I know that if their row equivalent, they have to have the same reduced row echelon form. So I tried approaching it from this angle, but I can't really transform the second matrix to a reduced-row echelon form

Any suggestions?

2. normally, that's how we do it. But alike yourself, i'm having trouble figuring out RREF humm

maybe we can supposed to use some other facts about row-equivalent matrices?

if someone can help out, which i'm sure of, i would be interested in technique of approaching this problem as well. Thanks.

3. here is an approach that might do the job.

$A= \left(\begin{array}{ccc}2&0&1\\1&3&1\\5&-3&2\end{array}\right)$ and $B= \left(\begin{array}{ccc}1&a&b\\a&1&c\\b&c&a\end{ar ray}\right)$

use linear combination facts (swamp, pivot, and scale) to match entries of matrices A to that of B.

make...

{ note: r = row; c = column }

A (r1c1) = 1 b/c B (r1c1)

A (r2c2) = 1 b/c B (r2c2)

A (r2c1) = A (r2c1) = A (r3c3) b/c B (r2c1) = B (r2c1) = B (r3c3)

A (r3c1) = A (r1c3) b/c B (r3c1) = B (r1c3)

and

A (r2c3) = A (r3c2) b/c B (r2c3) = B (r3c2)

Unless i'm really gone mental (which could be the case this night lol) the above technique should be valid.

After all, as you said, two matrices A and B are row-equivalent iff RREF of matrices A and B are the same.

We can take matrix A, find it's RREF, which is also the RREF of matrix B that is row-equivalent to A, and then go back to B humm

P.S. i'll give those #s a try later tomorrow.
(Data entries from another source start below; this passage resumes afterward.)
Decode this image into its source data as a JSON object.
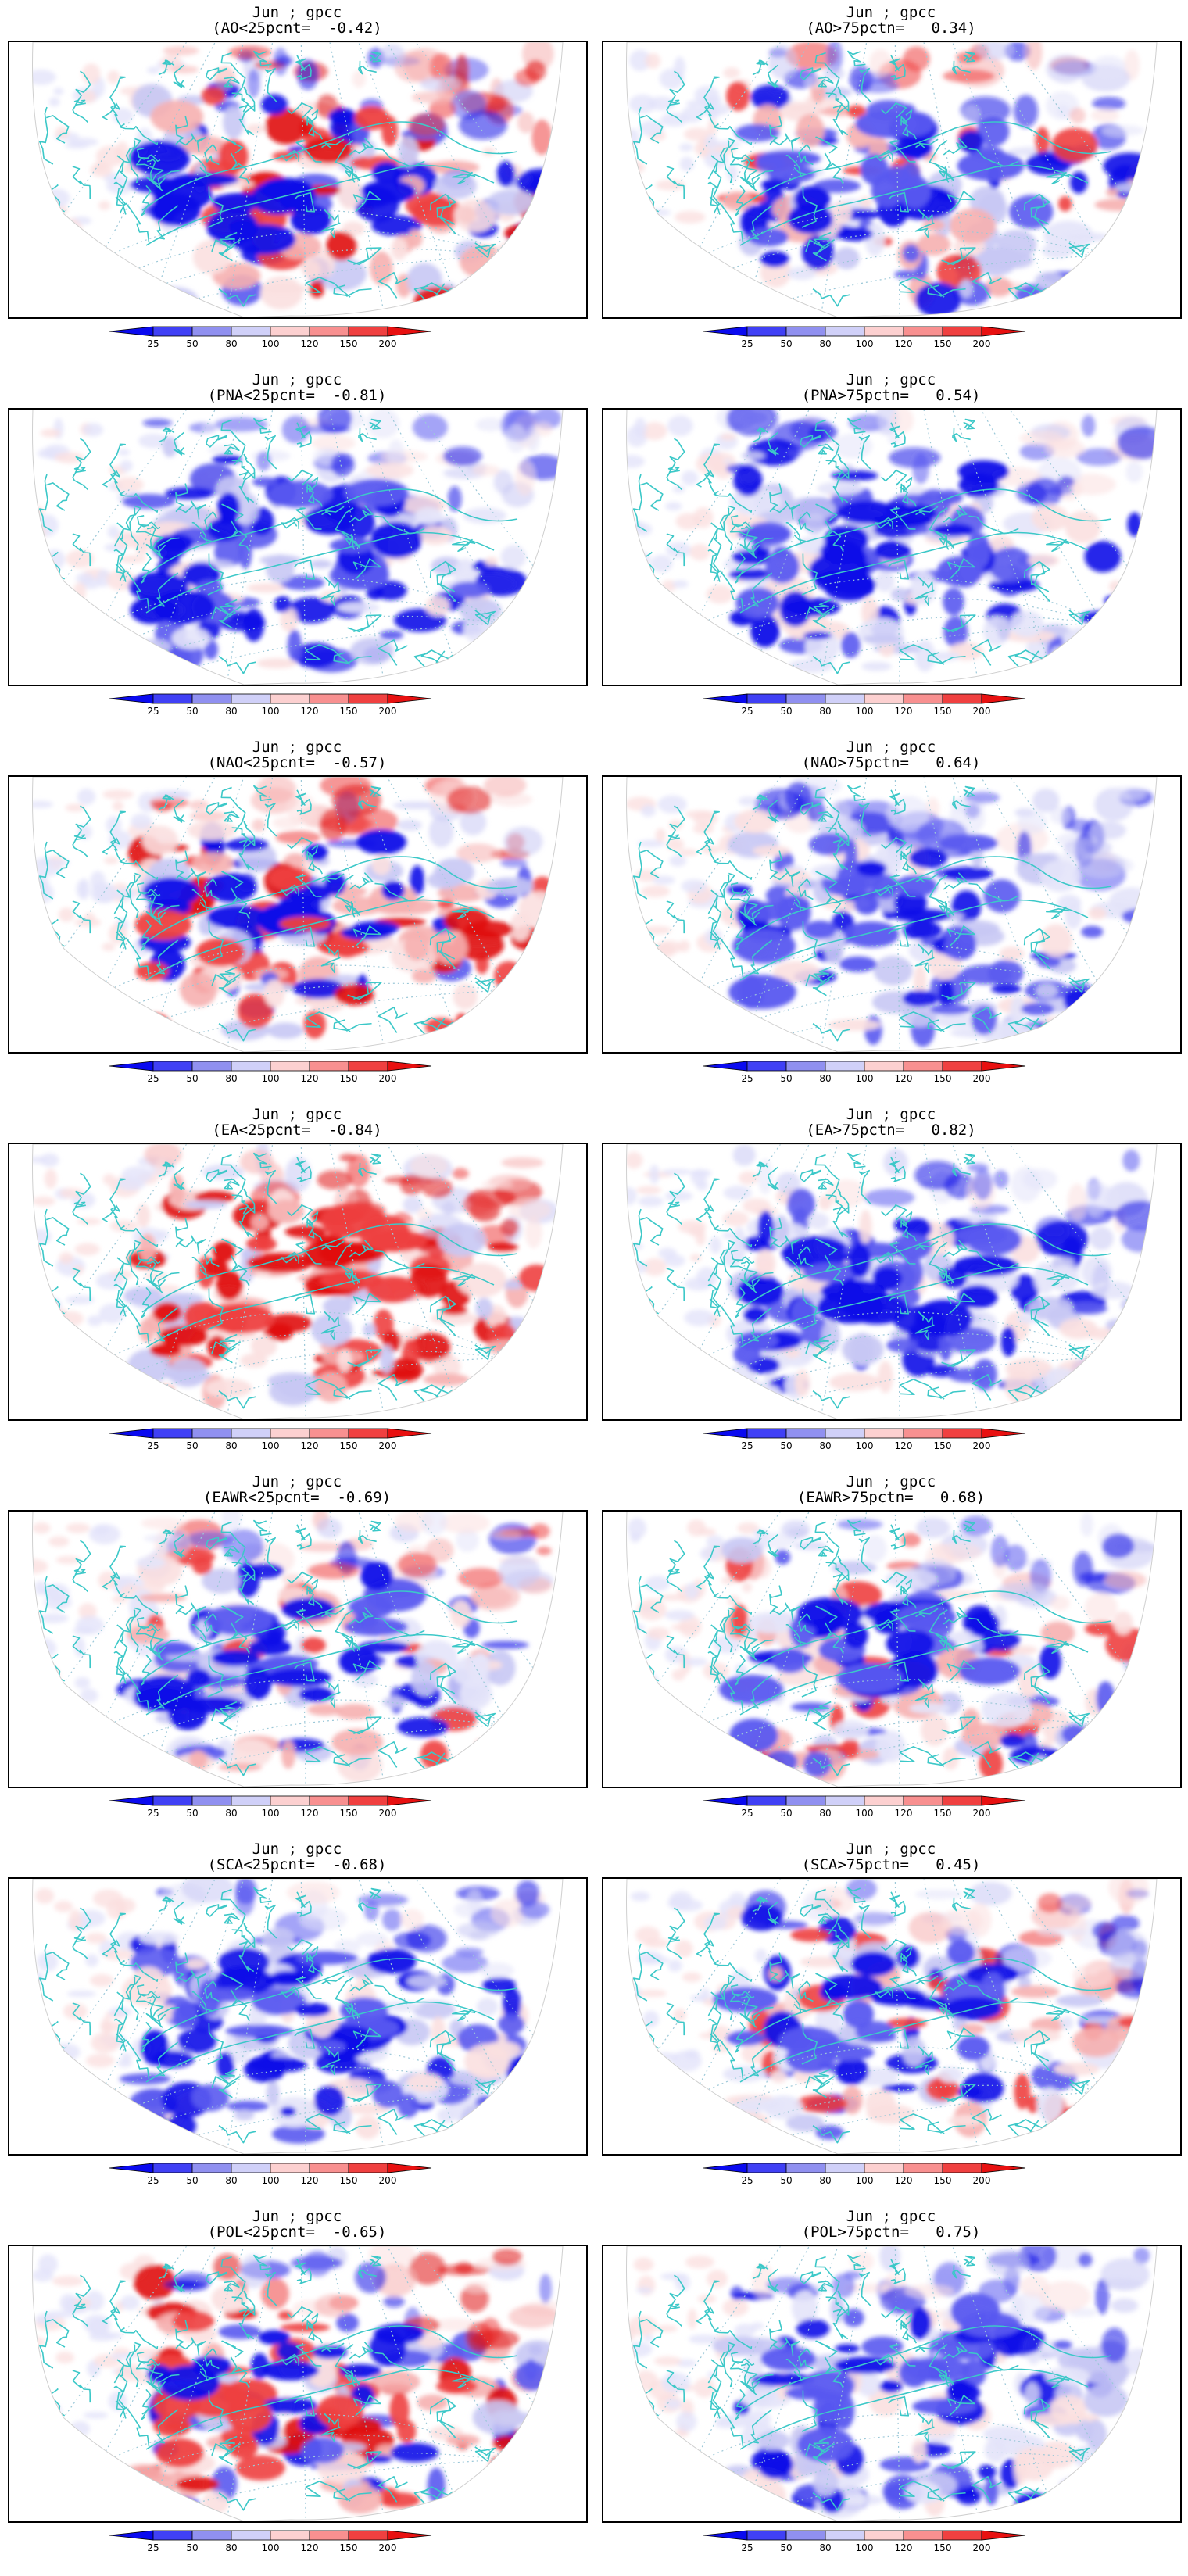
{
  "figure": {
    "panels": [
      {
        "line1": "Jun ; gpcc",
        "line2": "(AO<25pcnt=  -0.42)",
        "dominant": "mixed-red"
      },
      {
        "line1": "Jun ; gpcc",
        "line2": "(AO>75pctn=   0.34)",
        "dominant": "mixed-blue"
      },
      {
        "line1": "Jun ; gpcc",
        "line2": "(PNA<25pcnt=  -0.81)",
        "dominant": "blue"
      },
      {
        "line1": "Jun ; gpcc",
        "line2": "(PNA>75pctn=   0.54)",
        "dominant": "blue"
      },
      {
        "line1": "Jun ; gpcc",
        "line2": "(NAO<25pcnt=  -0.57)",
        "dominant": "mixed-red"
      },
      {
        "line1": "Jun ; gpcc",
        "line2": "(NAO>75pctn=   0.64)",
        "dominant": "blue"
      },
      {
        "line1": "Jun ; gpcc",
        "line2": "(EA<25pcnt=  -0.84)",
        "dominant": "red"
      },
      {
        "line1": "Jun ; gpcc",
        "line2": "(EA>75pctn=   0.82)",
        "dominant": "blue"
      },
      {
        "line1": "Jun ; gpcc",
        "line2": "(EAWR<25pcnt=  -0.69)",
        "dominant": "mixed-blue"
      },
      {
        "line1": "Jun ; gpcc",
        "line2": "(EAWR>75pctn=   0.68)",
        "dominant": "mixed-blue"
      },
      {
        "line1": "Jun ; gpcc",
        "line2": "(SCA<25pcnt=  -0.68)",
        "dominant": "blue"
      },
      {
        "line1": "Jun ; gpcc",
        "line2": "(SCA>75pctn=   0.45)",
        "dominant": "mixed-blue"
      },
      {
        "line1": "Jun ; gpcc",
        "line2": "(POL<25pcnt=  -0.65)",
        "dominant": "mixed-red"
      },
      {
        "line1": "Jun ; gpcc",
        "line2": "(POL>75pctn=   0.75)",
        "dominant": "blue"
      }
    ],
    "colorbar": {
      "ticks": [
        "25",
        "50",
        "80",
        "100",
        "120",
        "150",
        "200"
      ],
      "colors": [
        "#0a0af0",
        "#4040f5",
        "#9090f0",
        "#d0d0f8",
        "#fcd0d0",
        "#f89090",
        "#f04040",
        "#e81010"
      ]
    },
    "palette": {
      "coast": "#3cc8c8",
      "grid": "#9cc8d8",
      "frame": "#000000",
      "deepblue": "#1010e8",
      "blue": "#5a5af0",
      "lightblue": "#c8c8f4",
      "paleblue": "#e4e4fa",
      "palered": "#fbe0e0",
      "lightred": "#f6b0b0",
      "red": "#ee4040",
      "deepred": "#e01010"
    }
  }
}
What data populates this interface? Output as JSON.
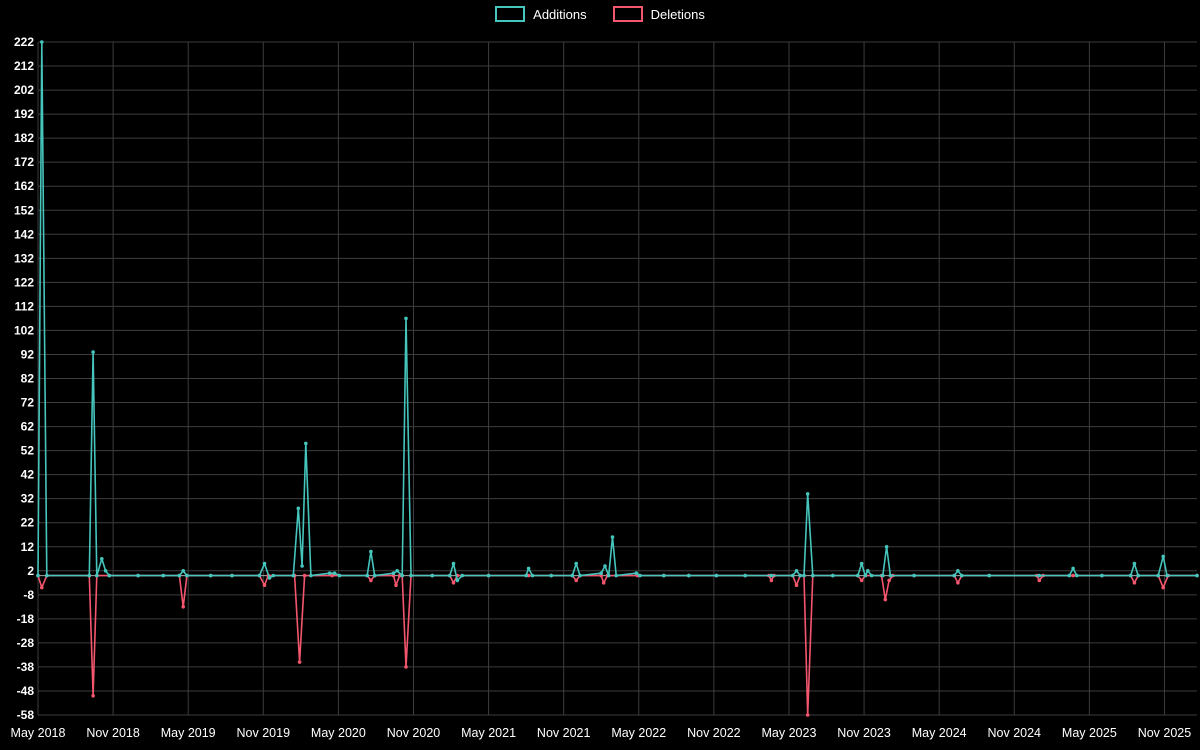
{
  "chart_data": {
    "type": "line",
    "title": "",
    "legend_position": "top-center",
    "background_color": "#000000",
    "grid_color": "#3d3d3d",
    "zero_line_color": "#aaaaaa",
    "text_color": "#ffffff",
    "grid": true,
    "x_axis": {
      "min": 0,
      "max": 92.6,
      "unit": "months since May 2018",
      "tick_values": [
        0,
        6,
        12,
        18,
        24,
        30,
        36,
        42,
        48,
        54,
        60,
        66,
        72,
        78,
        84,
        90
      ],
      "tick_labels": [
        "May 2018",
        "Nov 2018",
        "May 2019",
        "Nov 2019",
        "May 2020",
        "Nov 2020",
        "May 2021",
        "Nov 2021",
        "May 2022",
        "Nov 2022",
        "May 2023",
        "Nov 2023",
        "May 2024",
        "Nov 2024",
        "May 2025",
        "Nov 2025"
      ]
    },
    "y_axis": {
      "min": -58,
      "max": 222,
      "tick_step": 10,
      "tick_values": [
        222,
        212,
        202,
        192,
        182,
        172,
        162,
        152,
        142,
        132,
        122,
        112,
        102,
        92,
        82,
        72,
        62,
        52,
        42,
        32,
        22,
        12,
        2,
        -8,
        -18,
        -28,
        -38,
        -48,
        -58
      ]
    },
    "series": [
      {
        "name": "Additions",
        "color": "#45c5bc",
        "points": [
          [
            0,
            0
          ],
          [
            0.3,
            222
          ],
          [
            0.7,
            0
          ],
          [
            4.1,
            0
          ],
          [
            4.4,
            93
          ],
          [
            4.7,
            0
          ],
          [
            5.1,
            7
          ],
          [
            5.4,
            2
          ],
          [
            5.7,
            0
          ],
          [
            8,
            0
          ],
          [
            10,
            0
          ],
          [
            11.3,
            0
          ],
          [
            11.6,
            2
          ],
          [
            11.9,
            0
          ],
          [
            13.8,
            0
          ],
          [
            15.5,
            0
          ],
          [
            17.7,
            0
          ],
          [
            18.1,
            5
          ],
          [
            18.5,
            -1
          ],
          [
            18.8,
            0
          ],
          [
            20.4,
            0
          ],
          [
            20.8,
            28
          ],
          [
            21.1,
            4
          ],
          [
            21.4,
            55
          ],
          [
            21.8,
            0
          ],
          [
            23.3,
            1
          ],
          [
            23.7,
            1
          ],
          [
            24.1,
            0
          ],
          [
            26.3,
            0
          ],
          [
            26.6,
            10
          ],
          [
            26.9,
            0
          ],
          [
            28.4,
            1
          ],
          [
            28.7,
            2
          ],
          [
            29.1,
            0
          ],
          [
            29.4,
            107
          ],
          [
            29.8,
            0
          ],
          [
            31.5,
            0
          ],
          [
            32.9,
            0
          ],
          [
            33.2,
            5
          ],
          [
            33.5,
            -2
          ],
          [
            33.9,
            0
          ],
          [
            36,
            0
          ],
          [
            39,
            0
          ],
          [
            39.2,
            3
          ],
          [
            39.5,
            0
          ],
          [
            41,
            0
          ],
          [
            42.7,
            0
          ],
          [
            43,
            5
          ],
          [
            43.3,
            0
          ],
          [
            45,
            1
          ],
          [
            45.3,
            4
          ],
          [
            45.6,
            0
          ],
          [
            45.9,
            16
          ],
          [
            46.2,
            0
          ],
          [
            47.8,
            1
          ],
          [
            48.1,
            0
          ],
          [
            50,
            0
          ],
          [
            52,
            0
          ],
          [
            54.2,
            0
          ],
          [
            56.5,
            0
          ],
          [
            58.6,
            0
          ],
          [
            60.3,
            0
          ],
          [
            60.6,
            2
          ],
          [
            60.9,
            0
          ],
          [
            61.2,
            0
          ],
          [
            61.5,
            34
          ],
          [
            61.9,
            0
          ],
          [
            63.5,
            0
          ],
          [
            65.5,
            0
          ],
          [
            65.8,
            5
          ],
          [
            66.1,
            0
          ],
          [
            66.3,
            2
          ],
          [
            66.6,
            0
          ],
          [
            67.5,
            0
          ],
          [
            67.8,
            12
          ],
          [
            68.1,
            0
          ],
          [
            70,
            0
          ],
          [
            73.2,
            0
          ],
          [
            73.5,
            2
          ],
          [
            73.8,
            0
          ],
          [
            76,
            0
          ],
          [
            80,
            0
          ],
          [
            82.4,
            0
          ],
          [
            82.7,
            3
          ],
          [
            83,
            0
          ],
          [
            85,
            0
          ],
          [
            87.3,
            0
          ],
          [
            87.6,
            5
          ],
          [
            87.9,
            0
          ],
          [
            89.5,
            0
          ],
          [
            89.9,
            8
          ],
          [
            90.2,
            0
          ],
          [
            92.6,
            0
          ]
        ]
      },
      {
        "name": "Deletions",
        "color": "#f4566e",
        "points": [
          [
            0,
            0
          ],
          [
            0.3,
            -5
          ],
          [
            0.7,
            0
          ],
          [
            4.1,
            0
          ],
          [
            4.4,
            -50
          ],
          [
            4.7,
            0
          ],
          [
            5.7,
            0
          ],
          [
            8,
            0
          ],
          [
            10,
            0
          ],
          [
            11.3,
            0
          ],
          [
            11.6,
            -13
          ],
          [
            11.9,
            0
          ],
          [
            13.8,
            0
          ],
          [
            15.5,
            0
          ],
          [
            17.7,
            0
          ],
          [
            18.1,
            -4
          ],
          [
            18.4,
            0
          ],
          [
            20.5,
            0
          ],
          [
            20.9,
            -36
          ],
          [
            21.3,
            0
          ],
          [
            23.5,
            0
          ],
          [
            26.3,
            0
          ],
          [
            26.6,
            -2
          ],
          [
            26.9,
            0
          ],
          [
            28.4,
            0
          ],
          [
            28.6,
            -4
          ],
          [
            28.9,
            0
          ],
          [
            29.1,
            0
          ],
          [
            29.4,
            -38
          ],
          [
            29.8,
            0
          ],
          [
            31.5,
            0
          ],
          [
            32.9,
            0
          ],
          [
            33.2,
            -3
          ],
          [
            33.5,
            0
          ],
          [
            36,
            0
          ],
          [
            39.2,
            0
          ],
          [
            41,
            0
          ],
          [
            42.7,
            0
          ],
          [
            43,
            -2
          ],
          [
            43.3,
            0
          ],
          [
            45,
            0
          ],
          [
            45.2,
            -3
          ],
          [
            45.5,
            0
          ],
          [
            47.9,
            0
          ],
          [
            50,
            0
          ],
          [
            52,
            0
          ],
          [
            54.2,
            0
          ],
          [
            56.5,
            0
          ],
          [
            58.4,
            0
          ],
          [
            58.6,
            -2
          ],
          [
            58.8,
            0
          ],
          [
            60.3,
            0
          ],
          [
            60.6,
            -4
          ],
          [
            60.9,
            0
          ],
          [
            61.2,
            0
          ],
          [
            61.5,
            -58
          ],
          [
            61.9,
            0
          ],
          [
            63.5,
            0
          ],
          [
            65.5,
            0
          ],
          [
            65.8,
            -2
          ],
          [
            66.1,
            0
          ],
          [
            67.4,
            0
          ],
          [
            67.7,
            -10
          ],
          [
            68,
            -2
          ],
          [
            68.3,
            0
          ],
          [
            70,
            0
          ],
          [
            73.2,
            0
          ],
          [
            73.5,
            -3
          ],
          [
            73.8,
            0
          ],
          [
            76,
            0
          ],
          [
            79.8,
            0
          ],
          [
            80,
            -2
          ],
          [
            80.3,
            0
          ],
          [
            82.7,
            0
          ],
          [
            85,
            0
          ],
          [
            87.3,
            0
          ],
          [
            87.6,
            -3
          ],
          [
            87.9,
            0
          ],
          [
            89.5,
            0
          ],
          [
            89.9,
            -5
          ],
          [
            90.3,
            0
          ],
          [
            92.6,
            0
          ]
        ]
      }
    ]
  }
}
4. That seems valid, but in terms of finding the right elementary operations, it seems like it would be guesswork. I'm not sure exactly where to start since there are so many possible operations.

By the way, the RREF of matrix A is

$\left(\begin{array}{ccc}1&0&1/2\\0&1&1/6\\0&0&0\end{array}\right)$

5. unfortunately you're right...too many possibilities to consider.